Hace pocas semanas, el vicepresidente de Colombia, el académico

Gustavo Bell, concluía así su hermoso discurso inaugural de la Feria

Internacional del Libro en Bogotá:

Entre todas las necesidades que tenemos los hombres, poco se

habla de una de las más esenciales y que la lectura nos aporta

fructíferamente: leemos en silencio. Y es este silencio el que nos abre las

puertas de la percepción a otros mundos. El silencio, salvador por sí mismo,

nunca está más lleno de contenidos que cuando va acompañado de un libro...

Decía Pascal que el hombre tendrá salvación cuando pueda estar solo en un

cuarto sin ruido. Me tomo la libertad -concluía Bell-, de interpretar a Pascal

para decir que de seguro el filósofo francés dibujaba tal escena suponiendo

que aquel hombre imaginario tendría un libro en la mano.
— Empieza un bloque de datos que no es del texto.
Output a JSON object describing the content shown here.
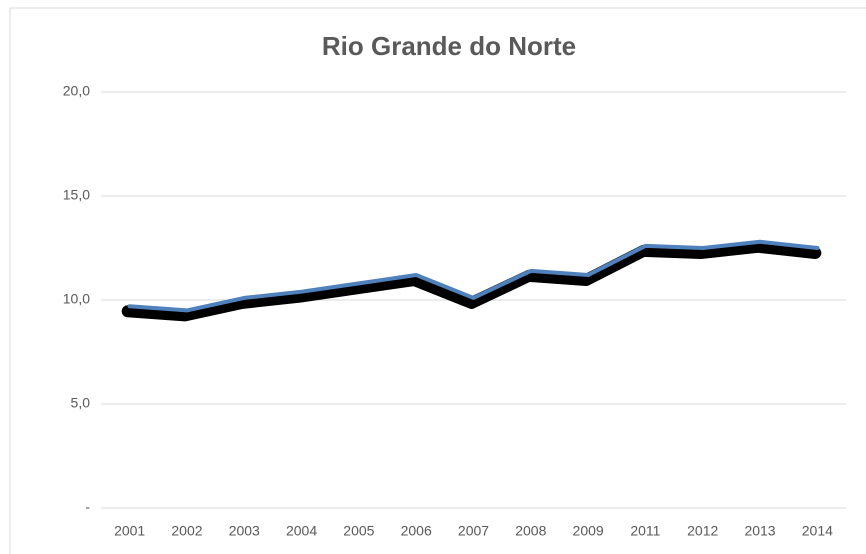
{
  "chart_data": {
    "type": "line",
    "title": "Rio Grande do Norte",
    "categories": [
      "2001",
      "2002",
      "2003",
      "2004",
      "2005",
      "2006",
      "2007",
      "2008",
      "2009",
      "2011",
      "2012",
      "2013",
      "2014"
    ],
    "series": [
      {
        "color": "#4f81bd",
        "values": [
          9.7,
          9.5,
          10.1,
          10.4,
          10.8,
          11.2,
          10.1,
          11.4,
          11.2,
          12.6,
          12.5,
          12.8,
          12.5
        ]
      }
    ],
    "ylim": [
      0,
      20
    ],
    "yticks": [
      {
        "value": 0,
        "label": "-"
      },
      {
        "value": 5,
        "label": "5,0"
      },
      {
        "value": 10,
        "label": "10,0"
      },
      {
        "value": 15,
        "label": "15,0"
      },
      {
        "value": 20,
        "label": "20,0"
      }
    ],
    "grid": true
  }
}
Aquel momento -recordaba Rodríguez Marín en una Feria del Libro en

Madrid-, le llegó a Petrarca agonizante, en Avignon, con solo un libro por

compañía. Al morir se le encontró "con la cabeza caída sobre un códice,

como si hubiera escogido deliberadamente esa almohada para dormir en la

eternidad”.

Aquella frente reclinada sobre los pensamientos, es el símbolo de la

edad moderna gobernada por el libro, así sea por el fantasma del libro

electrónico; el cual ya está aquí, como lo ví hace poco en el 26º. Congreso de

la Unión Internacional de Editores de Buenos Aires, que tuve el honor de

clausurar. Pero el libro sigue campeando, sigue gobernando con su estructura

tradicional, el universo de la cultura.

Señores Académicos:

La comezón infantil del libro me llevó a la presidencia de una

pequeña editorial independiente y a la presidencia de Colombia, para

convertirme después -como en un tango- en venerable mueble viejo. Aquel

camino sigue abierto. ¡Alístense, apreciados colegas académicos!.